When my nephew's buddies looked as if they might need a fresh batch of chocolate chip cookies, she'd bake them, even if it was 1 a.m. When young church women discovered they'd married bozos, she'd listen to their problems for hours.
When new school teachers were overwhelmed by crazy kids or surly principals, they'd go talk to Mrs. Prather, and she'd offer them a piece of candy, then quietly put in a good word for them with administrators or recruit them better students.
People loved her.
Because she loved them first.
Because day after day, in ways obvious and barely perceptible, she emptied herself of ego, or at least set her ego to the side, enough to see others' hurts and respond.
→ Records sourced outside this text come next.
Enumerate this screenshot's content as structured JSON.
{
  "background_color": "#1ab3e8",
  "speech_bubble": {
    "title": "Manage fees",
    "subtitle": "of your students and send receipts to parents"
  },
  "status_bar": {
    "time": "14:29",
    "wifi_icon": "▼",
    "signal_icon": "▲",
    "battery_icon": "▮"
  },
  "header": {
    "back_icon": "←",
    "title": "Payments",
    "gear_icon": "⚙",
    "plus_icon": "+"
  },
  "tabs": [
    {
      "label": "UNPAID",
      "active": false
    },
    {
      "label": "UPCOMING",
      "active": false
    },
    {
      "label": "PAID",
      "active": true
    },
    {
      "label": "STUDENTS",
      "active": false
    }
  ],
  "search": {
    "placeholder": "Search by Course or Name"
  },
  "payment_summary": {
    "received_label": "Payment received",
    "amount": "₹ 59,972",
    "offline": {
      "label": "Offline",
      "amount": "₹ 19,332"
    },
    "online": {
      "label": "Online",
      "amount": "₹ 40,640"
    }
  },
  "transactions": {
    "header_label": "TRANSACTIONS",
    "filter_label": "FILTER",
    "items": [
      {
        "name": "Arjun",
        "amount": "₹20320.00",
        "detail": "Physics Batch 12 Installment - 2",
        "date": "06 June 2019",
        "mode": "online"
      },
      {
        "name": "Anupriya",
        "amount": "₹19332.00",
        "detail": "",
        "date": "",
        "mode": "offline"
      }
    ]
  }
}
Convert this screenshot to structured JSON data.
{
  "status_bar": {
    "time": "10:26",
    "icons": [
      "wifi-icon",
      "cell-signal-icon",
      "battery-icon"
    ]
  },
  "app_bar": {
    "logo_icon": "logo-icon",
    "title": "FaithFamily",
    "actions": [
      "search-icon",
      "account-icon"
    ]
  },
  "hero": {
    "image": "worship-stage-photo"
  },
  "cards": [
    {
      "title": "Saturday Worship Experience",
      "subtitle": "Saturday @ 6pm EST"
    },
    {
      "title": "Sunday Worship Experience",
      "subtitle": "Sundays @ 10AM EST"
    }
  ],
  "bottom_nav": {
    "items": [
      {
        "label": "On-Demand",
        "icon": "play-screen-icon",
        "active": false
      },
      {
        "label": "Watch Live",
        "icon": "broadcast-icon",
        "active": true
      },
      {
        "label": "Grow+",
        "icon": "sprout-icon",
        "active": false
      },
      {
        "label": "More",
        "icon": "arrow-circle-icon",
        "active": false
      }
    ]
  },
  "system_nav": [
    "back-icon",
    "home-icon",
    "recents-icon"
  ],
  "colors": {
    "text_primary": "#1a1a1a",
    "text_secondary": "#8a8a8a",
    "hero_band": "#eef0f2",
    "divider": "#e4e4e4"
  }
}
She was a serious Christian, yet Zenlike in her lack of hubris.
I'd like to know how she did that, and it's too late to ask.
Maybe she was born with a gentle, self-effacing personality. Maybe she made a decision to become that person. Maybe — I'm sure this is what skeptics would argue — she acted from a lack of self-worth, or saw herself as a voiceless woman in a man's world.
Maybe it was all of the above. I can't say.
However it came to be, she was a person rarely ruffled by life's ups and downs, one who never thrust herself into the limelight, one available to comfort the wounded and then satisfied to fade into the background.
That, I think, is the epitome of what a Christian ought to be: more concerned about others than about him or herself.
It's what I am not. But Al, I'll always wish I could be like you.